We’re All Fox News Now (note: this excerpt is from the 5.28 BOTW archives)
Hey, kids! What time is it? “TIME TO GO: HOLDER OK’D PRESS PROBE,” shouted the always subtle homepage of the Puffington Host last Thursday evening. It was in response to the news, broken by NBC, that Attorney General Eric Holder had participated in “discussions” about “a controversial search warrant for a Fox News reporter’s private emails.” That’s in contrast with the Associated Press phone-log subpoena case, from which Holder told Congress he had recused himself.
The New York Times’s reaction, while not as breathless, was more dramatic. The paper’s editorial appeared a week ago tomorrow–before Holder’s involvement had publicly emerged–under the headline “Another Chilling Leak Investigation.” The editorial was straightforward and reasonably argued. That may not sound like a great compliment, but this is the New York Times editorial page we’re talking about.
The editorial was remarkable as much for what it didn’t say as for what it did. There were no snide asides about Fox News, or qualifications along the lines that “even Fox” has First Amendment rights. Nor did the Times editors take any shots at George W. Bush, congressional Republicans or any other familiar antagonist. They simply defended Fox News’s right to engage in news-gathering and denounced the Obama administration’s assault on it.
One imagines this isn’t the response the administration was expecting. The Daily Beast reports that Holder has been “particularly stung by the leak controversy” because it runs counter to “his image of himself as a pragmatic lawyer with liberal instincts and a well-honed sense of balance–not unlike the president he serves.” The Beast quotes “a friend who asked not to be identified”: “Look, Eric sees himself fundamentally as a progressive, not some Torquemada out to silence the press.”
That’s quite a recommendation, isn’t it?

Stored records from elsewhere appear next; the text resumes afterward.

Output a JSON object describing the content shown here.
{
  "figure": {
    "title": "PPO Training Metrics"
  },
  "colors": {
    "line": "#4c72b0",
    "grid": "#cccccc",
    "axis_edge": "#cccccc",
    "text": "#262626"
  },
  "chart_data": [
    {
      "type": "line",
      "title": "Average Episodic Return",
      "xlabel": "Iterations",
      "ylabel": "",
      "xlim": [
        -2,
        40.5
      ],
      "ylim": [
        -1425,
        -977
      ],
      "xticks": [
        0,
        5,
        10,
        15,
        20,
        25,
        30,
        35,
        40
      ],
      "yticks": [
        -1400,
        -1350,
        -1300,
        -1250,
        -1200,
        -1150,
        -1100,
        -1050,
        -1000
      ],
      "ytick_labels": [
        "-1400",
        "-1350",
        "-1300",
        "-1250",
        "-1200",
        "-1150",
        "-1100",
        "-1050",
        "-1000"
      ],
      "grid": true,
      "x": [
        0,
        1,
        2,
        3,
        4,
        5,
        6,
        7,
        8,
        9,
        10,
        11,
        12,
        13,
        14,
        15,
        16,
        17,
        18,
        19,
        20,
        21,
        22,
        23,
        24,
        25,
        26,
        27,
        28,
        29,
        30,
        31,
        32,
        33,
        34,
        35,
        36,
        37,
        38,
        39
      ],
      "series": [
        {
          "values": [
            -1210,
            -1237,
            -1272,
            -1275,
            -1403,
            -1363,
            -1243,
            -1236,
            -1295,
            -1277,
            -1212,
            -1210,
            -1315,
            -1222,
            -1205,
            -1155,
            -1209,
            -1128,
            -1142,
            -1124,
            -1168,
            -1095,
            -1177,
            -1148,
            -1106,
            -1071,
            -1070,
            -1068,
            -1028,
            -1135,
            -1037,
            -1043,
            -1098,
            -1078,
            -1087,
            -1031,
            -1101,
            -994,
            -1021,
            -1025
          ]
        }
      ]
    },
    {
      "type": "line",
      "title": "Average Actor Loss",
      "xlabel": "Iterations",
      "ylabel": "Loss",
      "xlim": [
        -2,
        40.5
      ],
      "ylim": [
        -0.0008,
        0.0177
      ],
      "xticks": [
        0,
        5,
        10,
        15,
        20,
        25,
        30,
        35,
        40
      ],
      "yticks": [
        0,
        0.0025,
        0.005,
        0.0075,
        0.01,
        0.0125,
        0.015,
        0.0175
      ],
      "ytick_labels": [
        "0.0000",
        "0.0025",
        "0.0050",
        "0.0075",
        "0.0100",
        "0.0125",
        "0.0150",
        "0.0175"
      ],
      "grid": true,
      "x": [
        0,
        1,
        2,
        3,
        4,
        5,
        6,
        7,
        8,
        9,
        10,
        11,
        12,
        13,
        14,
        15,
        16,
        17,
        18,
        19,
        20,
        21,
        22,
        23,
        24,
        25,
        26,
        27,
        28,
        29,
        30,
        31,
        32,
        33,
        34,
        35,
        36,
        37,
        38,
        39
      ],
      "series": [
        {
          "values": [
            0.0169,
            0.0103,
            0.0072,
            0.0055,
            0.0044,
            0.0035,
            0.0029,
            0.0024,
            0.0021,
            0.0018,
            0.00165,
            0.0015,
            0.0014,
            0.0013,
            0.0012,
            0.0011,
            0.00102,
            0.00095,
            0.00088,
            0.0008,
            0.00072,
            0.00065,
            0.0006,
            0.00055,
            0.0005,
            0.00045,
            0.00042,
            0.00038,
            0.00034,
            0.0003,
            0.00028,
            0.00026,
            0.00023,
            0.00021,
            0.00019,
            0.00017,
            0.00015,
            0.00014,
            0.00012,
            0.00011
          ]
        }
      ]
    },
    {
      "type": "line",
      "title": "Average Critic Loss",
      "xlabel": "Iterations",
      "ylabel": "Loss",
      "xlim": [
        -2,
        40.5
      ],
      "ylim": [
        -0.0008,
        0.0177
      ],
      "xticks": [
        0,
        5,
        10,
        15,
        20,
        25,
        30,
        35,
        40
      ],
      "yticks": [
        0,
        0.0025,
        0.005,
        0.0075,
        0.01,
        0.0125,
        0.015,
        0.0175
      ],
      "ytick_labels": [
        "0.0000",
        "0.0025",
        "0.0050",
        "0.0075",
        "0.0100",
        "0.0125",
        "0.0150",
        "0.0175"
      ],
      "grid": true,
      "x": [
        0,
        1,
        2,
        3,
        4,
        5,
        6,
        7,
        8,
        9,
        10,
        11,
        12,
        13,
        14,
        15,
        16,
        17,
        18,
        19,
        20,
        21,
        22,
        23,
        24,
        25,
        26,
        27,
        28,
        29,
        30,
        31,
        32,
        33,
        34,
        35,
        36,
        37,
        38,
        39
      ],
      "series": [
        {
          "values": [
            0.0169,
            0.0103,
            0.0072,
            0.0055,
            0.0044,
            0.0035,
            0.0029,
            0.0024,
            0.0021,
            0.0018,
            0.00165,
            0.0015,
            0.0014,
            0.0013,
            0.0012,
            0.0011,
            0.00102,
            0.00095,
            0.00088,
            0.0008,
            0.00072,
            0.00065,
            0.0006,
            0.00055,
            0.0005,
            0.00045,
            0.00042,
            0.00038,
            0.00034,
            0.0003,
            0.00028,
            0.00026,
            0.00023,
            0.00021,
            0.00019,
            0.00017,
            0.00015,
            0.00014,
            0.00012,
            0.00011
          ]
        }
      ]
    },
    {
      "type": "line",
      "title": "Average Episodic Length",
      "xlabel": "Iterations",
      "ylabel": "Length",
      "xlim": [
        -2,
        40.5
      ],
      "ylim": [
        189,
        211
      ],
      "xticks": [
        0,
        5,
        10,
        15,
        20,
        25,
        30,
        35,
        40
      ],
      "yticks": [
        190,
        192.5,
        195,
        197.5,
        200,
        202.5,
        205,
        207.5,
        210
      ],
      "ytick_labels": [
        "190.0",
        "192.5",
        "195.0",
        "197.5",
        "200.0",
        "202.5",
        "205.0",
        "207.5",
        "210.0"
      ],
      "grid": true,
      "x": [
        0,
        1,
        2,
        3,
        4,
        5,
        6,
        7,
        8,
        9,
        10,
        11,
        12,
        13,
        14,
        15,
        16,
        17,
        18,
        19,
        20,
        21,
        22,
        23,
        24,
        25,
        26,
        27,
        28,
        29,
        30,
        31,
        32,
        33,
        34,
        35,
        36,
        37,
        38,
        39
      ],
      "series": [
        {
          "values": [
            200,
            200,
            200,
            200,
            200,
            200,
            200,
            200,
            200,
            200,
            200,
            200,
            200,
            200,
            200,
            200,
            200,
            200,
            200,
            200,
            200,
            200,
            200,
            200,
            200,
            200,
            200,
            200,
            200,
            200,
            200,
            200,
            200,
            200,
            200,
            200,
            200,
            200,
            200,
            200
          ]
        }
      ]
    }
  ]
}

But of course these days a good “progressive” hates Fox News. Our suspicion is that Holder would have been a lot more circumspect about going fishing in, say, a New York Times reporter’s inbox, or naming a Times reporter as a co-conspirator in an espionage case, as the Justice Department did to Fox’s James Rosen.
Why the surprising show of solidarity–especially from the Times, which has labored mightily to rationalize away the other big Obama scandals, around Benghazi and the Internal Revenue service? Because they realize the Obama administration’s days are numbered (the number is 1,333 as of today). Even if Holder’s justice department wouldn’t dream of going after the New York Times–and the AP story calls that assumption into question–a future administration might not be so afraid of being seen as Torquemada. So we’re all Fox News now.
In what appears to have been an effort to shore up his political base, President Obama in a speech last week “called on Congress to pass a media shield law to guard against government overreach.” As a Chicago Tribune editorial points out, such a law, which would protect journalists from having to testify about confidential sources, is irrelevant to the AP and Fox News cases, which involve government searches.
In this columnist’s view, the shield law is a bad idea for another reason: By granting a special legal privilege to journalists, it would make them beholden to the federal government. For the past 4½ years there has been an overwhelming media bias in favor of the party and administration in power–an administration which now seems to be running roughshod over the Constitution.
This column disapproves equally of the administration’s abuse of the media and of ordinary citizens via the IRS. But we may have the former to thank for such aggressive coverage as we have seen of the latter. The media will be less vigilant about government abuses if they are promised immunity from such abuses. The Justice Department’s treatment of James Rosen was outrageous, but getting the New York Times to publish an honest editorial is nothing to sneeze at.